About half of people diagnosed with heart failure die within 5 years, but the trajectory is unpredictable. Thus, it is important for nurses to communicate with these patients and their families about advanced planning and end-of-life issues. A new study showed that a pilot 1-hour educational seminar significantly increased the ability of hospital inpatient nurses to discuss advance care issues (as self-reported 2 months later). The seminar helped normalize the topic of dying for nurses, encouraged discussion, and validated nurses' concerns. It also modeled communication strategies and prompted shared experiences between older and younger staff.

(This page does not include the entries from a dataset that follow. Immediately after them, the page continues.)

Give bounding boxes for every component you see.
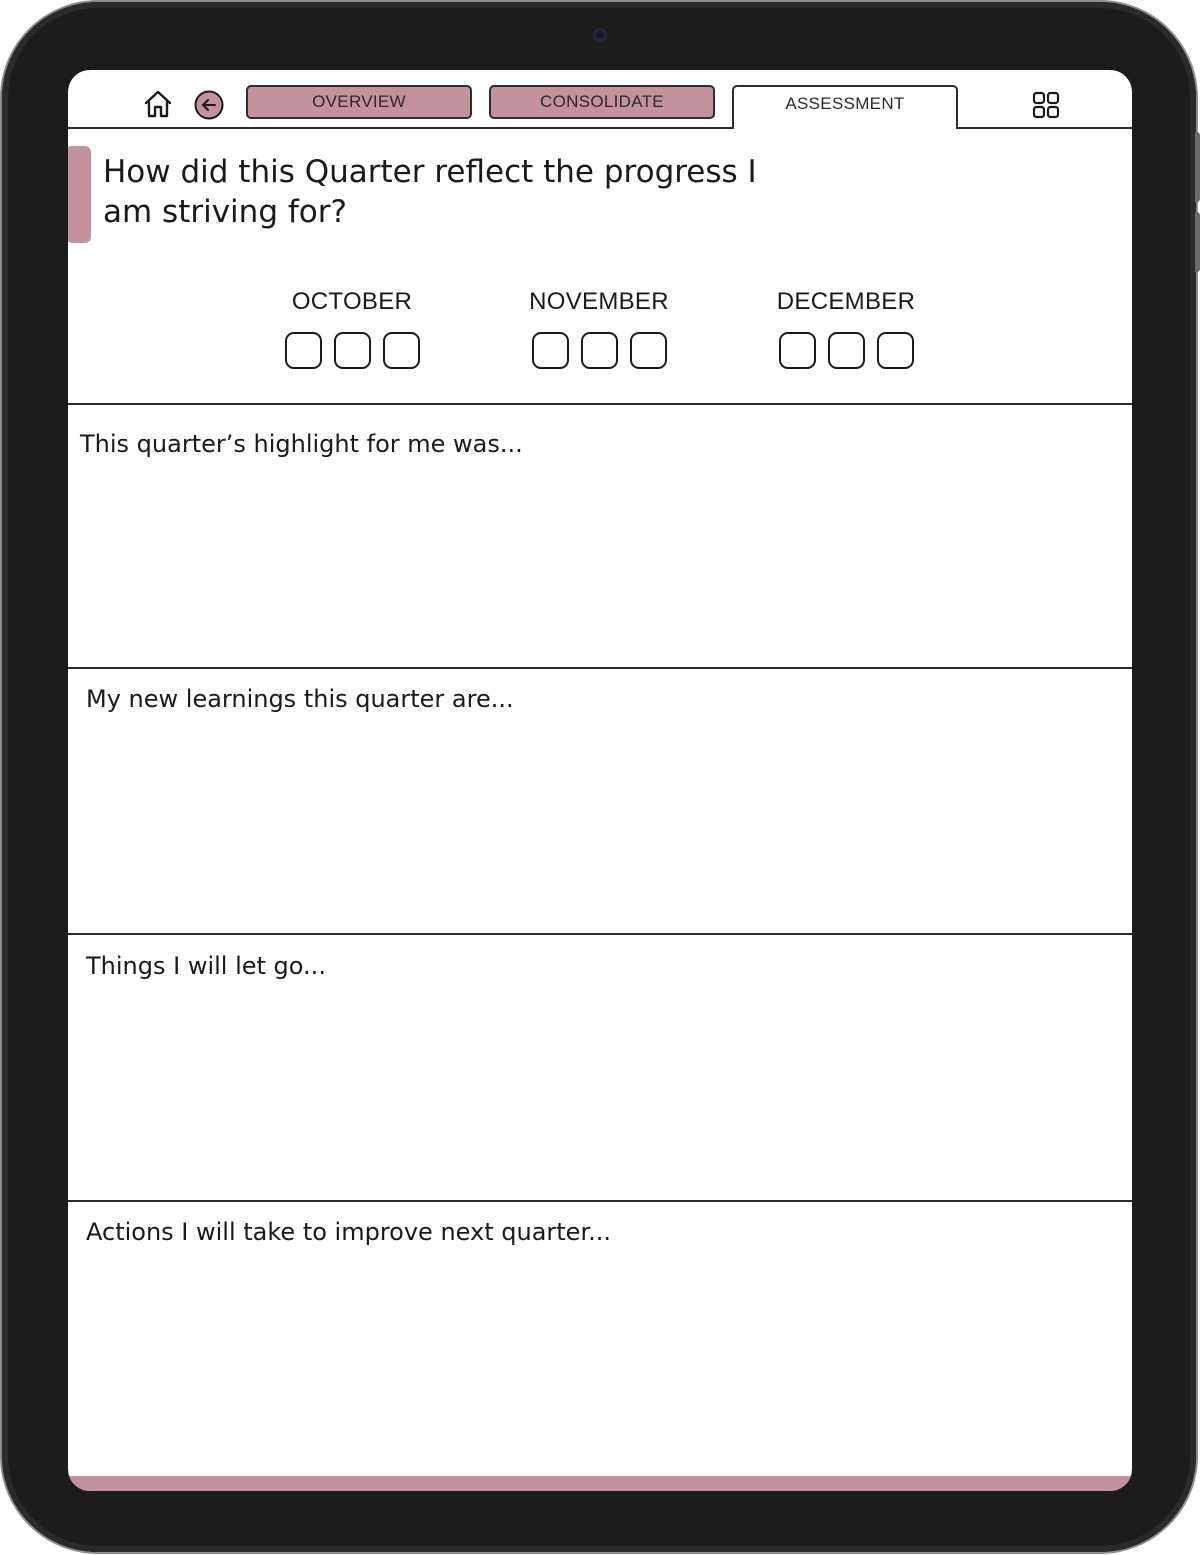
planner-page: OVERVIEW CONSOLIDATE ASSESSMENT How did … — [68, 70, 1132, 1491]
section-divider — [68, 1200, 1132, 1202]
month-label: DECEMBER — [776, 288, 916, 315]
rating-checkbox[interactable] — [333, 332, 371, 369]
month-label: NOVEMBER — [529, 288, 669, 315]
home-icon[interactable] — [142, 88, 174, 120]
month-november: NOVEMBER — [499, 286, 699, 369]
section-divider — [68, 933, 1132, 935]
rating-checkbox[interactable] — [531, 332, 569, 369]
question-accent-bar — [68, 146, 91, 243]
back-arrow-icon[interactable] — [194, 90, 224, 120]
grid-icon[interactable] — [1031, 90, 1061, 120]
rating-boxes — [252, 332, 452, 369]
rating-boxes — [499, 332, 699, 369]
rating-checkbox[interactable] — [778, 332, 816, 369]
tab-assessment[interactable]: ASSESSMENT — [732, 85, 958, 129]
rating-checkbox[interactable] — [629, 332, 667, 369]
rating-boxes — [746, 332, 946, 369]
section-actions-label[interactable]: Actions I will take to improve next quar… — [86, 1218, 611, 1246]
device-top-button — [1195, 132, 1200, 202]
month-october: OCTOBER — [252, 286, 452, 369]
section-divider — [68, 403, 1132, 405]
section-let-go-label[interactable]: Things I will let go... — [86, 952, 326, 980]
section-highlight-label[interactable]: This quarter’s highlight for me was... — [80, 430, 523, 458]
device-side-button — [1195, 212, 1200, 272]
tablet-device: OVERVIEW CONSOLIDATE ASSESSMENT How did … — [2, 2, 1200, 1552]
section-learnings-label[interactable]: My new learnings this quarter are... — [86, 685, 514, 713]
front-camera — [593, 28, 607, 42]
page-title: How did this Quarter reflect the progres… — [103, 154, 757, 230]
month-december: DECEMBER — [746, 286, 946, 369]
tab-baseline — [68, 127, 1132, 129]
rating-checkbox[interactable] — [382, 332, 420, 369]
rating-checkbox[interactable] — [580, 332, 618, 369]
bottom-accent-bar — [68, 1476, 1132, 1491]
section-divider — [68, 667, 1132, 669]
month-label: OCTOBER — [291, 288, 413, 315]
tab-overview[interactable]: OVERVIEW — [246, 85, 472, 119]
rating-checkbox[interactable] — [827, 332, 865, 369]
rating-checkbox[interactable] — [284, 332, 322, 369]
tab-consolidate[interactable]: CONSOLIDATE — [489, 85, 715, 119]
rating-checkbox[interactable] — [876, 332, 914, 369]
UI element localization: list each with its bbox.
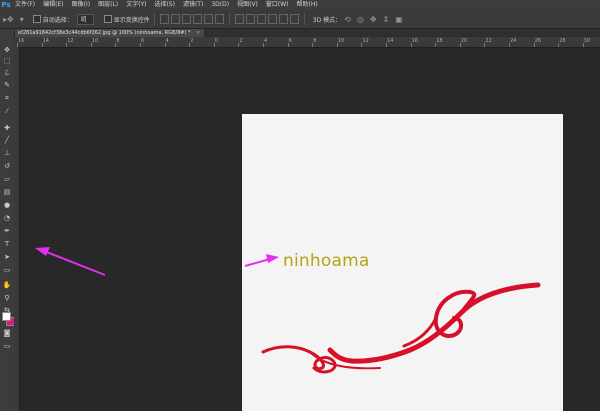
annotation-arrow-line (244, 258, 271, 267)
annotation-arrowhead (35, 247, 50, 256)
annotation-arrows (35, 247, 279, 276)
swirl-ornament (261, 282, 541, 374)
annotation-arrow-line (43, 250, 106, 276)
canvas-overlay (35, 247, 541, 374)
annotation-arrowhead (266, 254, 279, 263)
foreground-color-swatch[interactable] (2, 312, 11, 321)
ornament-stroke (402, 316, 438, 348)
ornament-stroke (261, 345, 337, 374)
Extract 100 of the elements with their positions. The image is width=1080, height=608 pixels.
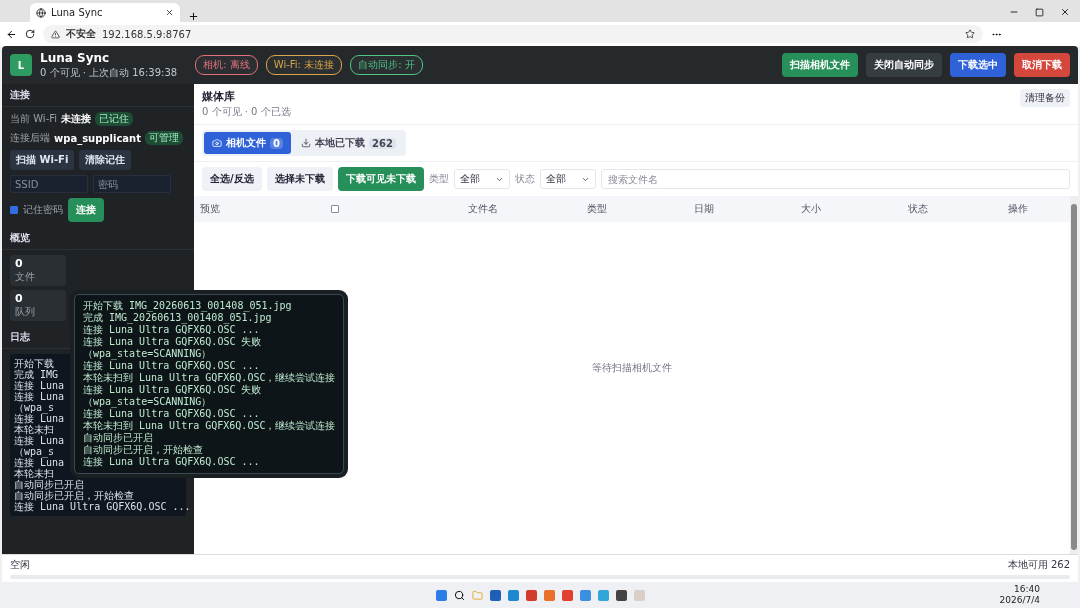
log-line: 自动同步已开启: [14, 479, 84, 490]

After taking the seminar, nurses felt more confident in their ability to manage pain, shortness of breath, or respiratory distress in heart failure patients. They also felt more competent to break bad news to patients about illness, to manage patients' emotional suffering, and to discuss end-of-life issues with patients and families. However, communicating with heart failure patients about end-of-life issues is complicated by a workforce of relatively young nurses and doctors' overly optimistic views about the prognosis of heart failure patients.

Of the 37 nurses who attended the seminar and completed a postseminar test, about one-third had a year or less of nursing experience and 58 percent had 2 to 6 years of experience. One-fifth reported that none of their patients had died over the past 6 months. Nurses also found it difficult to approach the topic of end-of-life care with physicians, who may not view heart failure as a terminal illness. Unlike cancer patients, heart failure patients can have constant periods of stability or erratic functional status, periodic crises, and recovery, yet the patient and family must cope with the threat of sudden death. The pilot study was supported by the Agency for Healthcare Research and Quality (HS10871).

See "End-of-life communication and hospital nurses: An educational pilot," by Jane G. Zapka, Sc.D., Winnie Hennessy, R.N., M.S., Rickey E. Carter, Ph.D., and Elaine J. Amella, Ph.D., A.P.R.N., B.C., in the May/June 2006 Journal of Cardiovascular Nursing 21(3), pp. 223-231.